Ecco la mia rubrica MilleOrienti pubblicata sul numero di marzo del mensile Yoga Journal. Buona lettura
Viviamo in un mondo ossessionato dalla perfezione: i gadget tecnologici quando non lo sono più non vengono riparati bensì gettati; i nostri corpi quando invecchiano vengono corretti dalla chirurgia estetica; gli amori quando non sono più “perfetti” vengono semplicemente conclusi.
Questa ossessione per la perfezione in Occidente ha cause antiche e moderne, ma è importante ricordare che non è l’unico modo per rapportarsi al mondo e a noi stessi.
Per esempio, la tradizione estetica giapponese contempla la categoria del wabi-sabi, che allude al contrario proprio alla “bellezza dell’imperfezione”. Non è possibile tradurre esattamente in italiano wabi-sabi. Si tratta di un concetto che copre un’area concettuale vastissima: «bellezza delle cose imperfette; bellezza delle cose incompiute o temporanee; bellezza delle cose umili, modeste, grezze, segnate dal tempo».
I giapponesi definiscono wabi-sabi, per esempio, un oggetto artigianale non raffinato, dalla superficie ruvida e irregolare, o consunto.

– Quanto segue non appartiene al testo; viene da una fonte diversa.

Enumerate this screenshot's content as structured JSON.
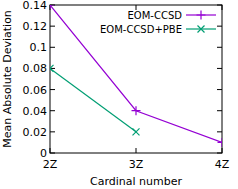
{
  "chart_data": {
    "type": "line",
    "x_label": "Cardinal number",
    "y_label": "Mean Absolute Deviation",
    "categories": [
      "2Z",
      "3Z",
      "4Z"
    ],
    "series": [
      {
        "name": "EOM-CCSD",
        "color": "#9400d3",
        "marker": "plus",
        "values": [
          0.14,
          0.04,
          0.01
        ]
      },
      {
        "name": "EOM-CCSD+PBE",
        "color": "#009e73",
        "marker": "cross",
        "values": [
          0.08,
          0.02,
          null
        ]
      }
    ],
    "ylim": [
      0,
      0.14
    ],
    "yticks": [
      0,
      0.02,
      0.04,
      0.06,
      0.08,
      0.1,
      0.12,
      0.14
    ],
    "grid": false,
    "legend": "top-right"
  }
}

Un tipico esempio sono le ceramiche raku (un esempio nella foto): ruvide, grezze, irregolari, eppure elegantissime. Queste ceramiche vengono realizzate da vari artisti anche in Italia (questo il sito di Arteraku).
Ma il concetto è applicabile anche all’uomo: sono wabi-sabi le le azioni e le emozioni semplici, spontanee, genuine, private, non ostentate, belle a prescindere dal risultato che ottengono.
Filosoficamente il wabi-sabi è legato al buddhismo zen e al taoismo, dottrine entrambe figlie di un’osservazione attenta e partecipe della natura. Quale pianta, quale animale si può definire perfetto? Tutti e nessuno, cioè ciascuno a suo modo.Se volete visualizzare il wabi-sabi immaginate una ciotola: accoglie umilmente il tè e gli dà forma senza volerne mutare la natura.
Il wabi-sabi non si spiega. Si intuisce e si ama.